Bradley T. Raymond, General Counsel

International Brotherhood of Teamsters

25 Louisiana Avenue, NW

Washington, DC 20001


David J. Hoffa

1701 K Street NW, Ste 350

Washington DC 20036


Ken Paff

Teamsters for a Democratic Union

P.O. Box 10128

Detroit, MI 48210-0128


Barbara Harvey

1394 E. Jefferson Avenue

Detroit, MI 48207


Teamsters United

315 Flatbush Avenue, #501

Brooklyn, NY 11217


Louie Nikolaidis

350 West 31st Street, Suite 40

New York, NY 10001


Julian Gonzalez

350 West 31st Street, Suite 40

New York, NY 10001


David O’Brien Suetholz

515 Park Avenue

Louisville, KY 45202


Fred Zuckerman

P.O. Box 9493

Louisville, KY 40209


Teamsters Local Union 396

880 S. Oak Park Road, Suite 200

Covina, CA 91724


Michael Miller

P.O. Box 251673

Los Angeles, CA 90025-1673


Deborah Schaaf

1521 Grizzly Gulch

Helena, MT 59601


Jeffrey Ellison

214 S. Main Street, Suite 210

Ann Arbor, MI 48104



[1] “No candidate or member may campaign during his/her working hours.  Campaigning incidental to work is not, however, violateive of this section.  Further, campaigning during paid vacation, paid lunch hours or breaks, or similar paid time off is also not a violation of this section.”  Article VII, Section 12(a).

[2] The witness’s voicemail announcement was in Spanish, prompting our investigator to leave voicemessages in Spanish.

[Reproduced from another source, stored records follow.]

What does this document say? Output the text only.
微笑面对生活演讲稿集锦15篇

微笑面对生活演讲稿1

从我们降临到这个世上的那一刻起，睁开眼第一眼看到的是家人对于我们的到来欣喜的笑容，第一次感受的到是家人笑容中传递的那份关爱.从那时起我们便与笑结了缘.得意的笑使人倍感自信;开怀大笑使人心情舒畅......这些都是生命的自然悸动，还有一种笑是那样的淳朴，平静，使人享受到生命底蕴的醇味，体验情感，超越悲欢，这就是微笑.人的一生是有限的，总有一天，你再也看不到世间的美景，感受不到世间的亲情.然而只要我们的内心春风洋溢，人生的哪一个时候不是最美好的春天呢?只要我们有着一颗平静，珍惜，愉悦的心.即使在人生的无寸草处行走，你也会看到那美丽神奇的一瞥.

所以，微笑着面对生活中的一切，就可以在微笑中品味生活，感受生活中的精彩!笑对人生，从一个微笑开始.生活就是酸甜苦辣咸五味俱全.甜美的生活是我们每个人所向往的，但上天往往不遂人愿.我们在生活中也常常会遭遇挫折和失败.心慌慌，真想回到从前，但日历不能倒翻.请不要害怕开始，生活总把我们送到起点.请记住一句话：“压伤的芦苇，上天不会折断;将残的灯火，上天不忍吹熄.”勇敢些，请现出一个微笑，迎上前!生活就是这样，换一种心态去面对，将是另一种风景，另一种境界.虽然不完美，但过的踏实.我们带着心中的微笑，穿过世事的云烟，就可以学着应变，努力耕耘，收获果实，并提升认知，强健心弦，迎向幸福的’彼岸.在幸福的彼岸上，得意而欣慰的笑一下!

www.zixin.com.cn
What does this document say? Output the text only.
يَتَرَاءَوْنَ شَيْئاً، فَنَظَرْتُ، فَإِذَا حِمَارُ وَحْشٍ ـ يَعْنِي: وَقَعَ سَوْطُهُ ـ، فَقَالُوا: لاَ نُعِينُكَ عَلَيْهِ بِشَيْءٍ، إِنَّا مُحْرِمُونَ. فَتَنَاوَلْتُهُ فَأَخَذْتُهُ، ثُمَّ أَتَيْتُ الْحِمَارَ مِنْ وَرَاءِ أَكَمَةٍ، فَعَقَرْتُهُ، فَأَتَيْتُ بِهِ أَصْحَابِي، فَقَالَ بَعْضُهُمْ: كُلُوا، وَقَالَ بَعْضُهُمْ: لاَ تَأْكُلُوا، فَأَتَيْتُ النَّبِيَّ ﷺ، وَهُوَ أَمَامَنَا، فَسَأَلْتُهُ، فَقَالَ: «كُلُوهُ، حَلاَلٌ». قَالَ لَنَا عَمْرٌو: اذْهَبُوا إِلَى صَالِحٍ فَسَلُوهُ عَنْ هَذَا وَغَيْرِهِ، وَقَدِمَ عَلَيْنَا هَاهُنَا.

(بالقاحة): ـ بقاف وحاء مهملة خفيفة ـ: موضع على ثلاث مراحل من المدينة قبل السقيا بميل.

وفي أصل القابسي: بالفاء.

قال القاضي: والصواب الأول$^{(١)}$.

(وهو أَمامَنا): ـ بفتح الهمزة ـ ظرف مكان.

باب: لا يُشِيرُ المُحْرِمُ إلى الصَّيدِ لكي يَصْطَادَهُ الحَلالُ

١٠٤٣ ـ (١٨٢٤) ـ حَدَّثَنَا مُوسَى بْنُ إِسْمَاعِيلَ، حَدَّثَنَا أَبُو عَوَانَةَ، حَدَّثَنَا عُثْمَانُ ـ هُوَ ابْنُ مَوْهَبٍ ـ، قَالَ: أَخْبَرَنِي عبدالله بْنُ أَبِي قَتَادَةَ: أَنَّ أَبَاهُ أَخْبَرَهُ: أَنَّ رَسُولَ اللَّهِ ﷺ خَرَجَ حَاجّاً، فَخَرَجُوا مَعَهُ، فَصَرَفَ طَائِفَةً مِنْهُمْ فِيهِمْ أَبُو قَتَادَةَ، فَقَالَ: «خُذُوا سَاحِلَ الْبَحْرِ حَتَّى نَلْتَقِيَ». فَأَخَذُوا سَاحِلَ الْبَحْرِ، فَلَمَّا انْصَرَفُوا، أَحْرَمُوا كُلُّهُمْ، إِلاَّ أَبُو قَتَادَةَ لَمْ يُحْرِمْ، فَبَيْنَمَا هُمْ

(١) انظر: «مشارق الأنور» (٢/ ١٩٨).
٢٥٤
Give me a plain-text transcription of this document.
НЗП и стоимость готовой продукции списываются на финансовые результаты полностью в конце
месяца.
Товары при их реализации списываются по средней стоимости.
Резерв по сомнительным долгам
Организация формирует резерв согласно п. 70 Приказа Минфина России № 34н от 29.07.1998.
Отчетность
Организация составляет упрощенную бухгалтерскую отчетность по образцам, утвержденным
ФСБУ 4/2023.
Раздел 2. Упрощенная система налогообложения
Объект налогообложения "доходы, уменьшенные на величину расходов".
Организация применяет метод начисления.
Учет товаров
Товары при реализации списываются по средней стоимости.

[3] In addition to defending the protest on the merits, Hoffa-Hall 2016 argues that it is untimely filed.  The protest was filed July 8, alleging conduct the protest stated occurred July 1 but investigation showed occurred June 29 and 30.  The protest further stated that the protestor became aware of the conduct on July 7, the day before the protest was filed.  Article XIII, Section 2(b) states that protests must be filed within two working days of the day the protest becomes aware or reasonably should have become aware of the action protested.  Given the lack of evidence supporting the protest, we did not investigate and do not decide whether the protestor should reasonably have become aware of the action protested before July 7.